COP16 in Cali, Colombia, saw mixed reactions from the 3,000 delegates, but there were some notable victories. One key achievement was the establishment of a new subsidiary body that will give Indigenous peoples, who protect 80% of the world’s biodiversity, a voice in future biodiversity COPs.
Another win was the creation of the Cali Fund, a global mechanism that will require companies using digital sequence information from genetic resources—such as pharmaceutical, biotech, and agricultural sectors—to share a portion of their revenues with developing countries, Indigenous peoples, and local communities. This mechanism could generate up to $1 billion annually for conservation, although it will rely on mandatory contributions from governments to be truly effective.
Despite these wins, challenges remain. There was deadlock on the creation of a new nature fund, and developed countries have yet to meet their target of mobilizing $20 billion per year by 2025 to bridge the $700 billion biodiversity funding gap. In 2022, only $12.1 billion was pledged, with just $3.8 billion allocated to biodiversity.

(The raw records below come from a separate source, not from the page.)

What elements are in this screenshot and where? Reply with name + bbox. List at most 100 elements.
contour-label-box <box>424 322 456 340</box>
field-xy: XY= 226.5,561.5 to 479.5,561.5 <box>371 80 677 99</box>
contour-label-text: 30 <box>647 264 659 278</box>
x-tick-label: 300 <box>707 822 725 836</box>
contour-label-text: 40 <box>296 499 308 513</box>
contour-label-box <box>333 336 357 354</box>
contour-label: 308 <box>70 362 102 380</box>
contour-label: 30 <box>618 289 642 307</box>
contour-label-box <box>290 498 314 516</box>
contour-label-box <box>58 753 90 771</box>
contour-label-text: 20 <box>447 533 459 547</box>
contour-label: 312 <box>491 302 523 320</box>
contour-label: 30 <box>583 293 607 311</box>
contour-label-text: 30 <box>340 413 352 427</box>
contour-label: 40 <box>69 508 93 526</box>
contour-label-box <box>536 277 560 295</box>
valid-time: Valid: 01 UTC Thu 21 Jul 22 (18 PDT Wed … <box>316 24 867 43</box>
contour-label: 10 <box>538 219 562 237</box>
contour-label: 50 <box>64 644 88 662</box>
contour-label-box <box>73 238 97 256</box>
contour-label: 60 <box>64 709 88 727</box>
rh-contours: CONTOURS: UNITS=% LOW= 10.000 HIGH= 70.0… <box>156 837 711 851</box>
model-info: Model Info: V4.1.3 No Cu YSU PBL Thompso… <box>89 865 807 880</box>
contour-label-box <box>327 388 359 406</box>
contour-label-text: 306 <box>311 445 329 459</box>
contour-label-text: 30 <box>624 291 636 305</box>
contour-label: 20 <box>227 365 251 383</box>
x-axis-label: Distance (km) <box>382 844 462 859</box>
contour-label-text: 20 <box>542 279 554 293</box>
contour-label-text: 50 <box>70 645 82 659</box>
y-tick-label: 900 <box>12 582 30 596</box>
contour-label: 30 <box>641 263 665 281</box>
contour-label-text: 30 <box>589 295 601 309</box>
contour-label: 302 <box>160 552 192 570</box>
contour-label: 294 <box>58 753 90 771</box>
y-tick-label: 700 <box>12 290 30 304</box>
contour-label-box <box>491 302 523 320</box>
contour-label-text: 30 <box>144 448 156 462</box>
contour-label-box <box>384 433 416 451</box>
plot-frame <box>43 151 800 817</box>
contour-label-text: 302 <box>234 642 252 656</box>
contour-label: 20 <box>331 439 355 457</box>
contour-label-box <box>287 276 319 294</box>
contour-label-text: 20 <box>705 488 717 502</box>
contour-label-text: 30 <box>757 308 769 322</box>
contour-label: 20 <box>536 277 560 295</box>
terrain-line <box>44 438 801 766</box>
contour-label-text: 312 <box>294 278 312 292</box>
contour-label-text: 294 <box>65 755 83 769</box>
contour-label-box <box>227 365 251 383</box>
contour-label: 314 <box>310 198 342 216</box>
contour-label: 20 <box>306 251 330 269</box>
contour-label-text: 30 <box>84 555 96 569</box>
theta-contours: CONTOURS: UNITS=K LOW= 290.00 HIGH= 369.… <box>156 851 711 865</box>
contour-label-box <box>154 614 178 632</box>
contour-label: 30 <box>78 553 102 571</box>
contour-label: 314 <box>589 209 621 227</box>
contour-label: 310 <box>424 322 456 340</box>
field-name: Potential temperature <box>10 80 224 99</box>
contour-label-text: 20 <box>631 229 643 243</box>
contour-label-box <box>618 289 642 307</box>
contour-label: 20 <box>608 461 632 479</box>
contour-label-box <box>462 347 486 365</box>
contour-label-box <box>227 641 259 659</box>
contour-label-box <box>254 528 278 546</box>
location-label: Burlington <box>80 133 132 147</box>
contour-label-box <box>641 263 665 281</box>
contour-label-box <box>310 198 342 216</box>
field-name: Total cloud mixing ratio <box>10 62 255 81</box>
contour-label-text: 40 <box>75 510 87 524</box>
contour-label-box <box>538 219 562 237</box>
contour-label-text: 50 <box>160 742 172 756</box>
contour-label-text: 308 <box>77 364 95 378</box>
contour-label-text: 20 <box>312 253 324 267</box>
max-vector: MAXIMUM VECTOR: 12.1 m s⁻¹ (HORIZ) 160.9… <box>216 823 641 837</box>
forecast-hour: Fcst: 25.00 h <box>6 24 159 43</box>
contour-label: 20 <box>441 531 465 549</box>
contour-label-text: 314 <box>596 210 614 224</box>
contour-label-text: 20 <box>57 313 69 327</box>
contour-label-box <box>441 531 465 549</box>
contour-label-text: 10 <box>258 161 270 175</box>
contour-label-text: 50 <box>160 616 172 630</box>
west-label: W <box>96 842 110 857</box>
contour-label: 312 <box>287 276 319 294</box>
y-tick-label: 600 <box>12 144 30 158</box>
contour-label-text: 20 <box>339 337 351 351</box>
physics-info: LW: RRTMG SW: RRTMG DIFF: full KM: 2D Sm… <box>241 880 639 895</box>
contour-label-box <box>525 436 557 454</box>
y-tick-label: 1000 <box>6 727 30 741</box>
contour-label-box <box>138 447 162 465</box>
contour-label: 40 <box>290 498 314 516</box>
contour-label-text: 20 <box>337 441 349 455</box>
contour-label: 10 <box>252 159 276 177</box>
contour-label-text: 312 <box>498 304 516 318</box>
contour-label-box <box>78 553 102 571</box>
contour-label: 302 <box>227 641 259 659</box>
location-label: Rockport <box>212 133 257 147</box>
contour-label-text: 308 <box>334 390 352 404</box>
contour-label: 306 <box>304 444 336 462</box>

While 3,000 companies and financial institutions attended COP16, triple the number from COP15, progress is slow. Only 5% of companies assess their environmental impact, and fewer than 1% understand their dependency on nature. However, some companies, like Kering, GSK, and Holcim, are setting science-based targets for nature.
Governments must act to align financial flows and address harmful subsidies that negatively impact nature. The European Union’s Deforestation Regulation is a step forward, but its delayed implementation could disadvantage companies already investing in sustainable supply chains.
The Cali talks highlighted the need for integrated climate and nature agendas. With concerns about future U.S. climate policies, other nations will need to lead the way in financing biodiversity efforts.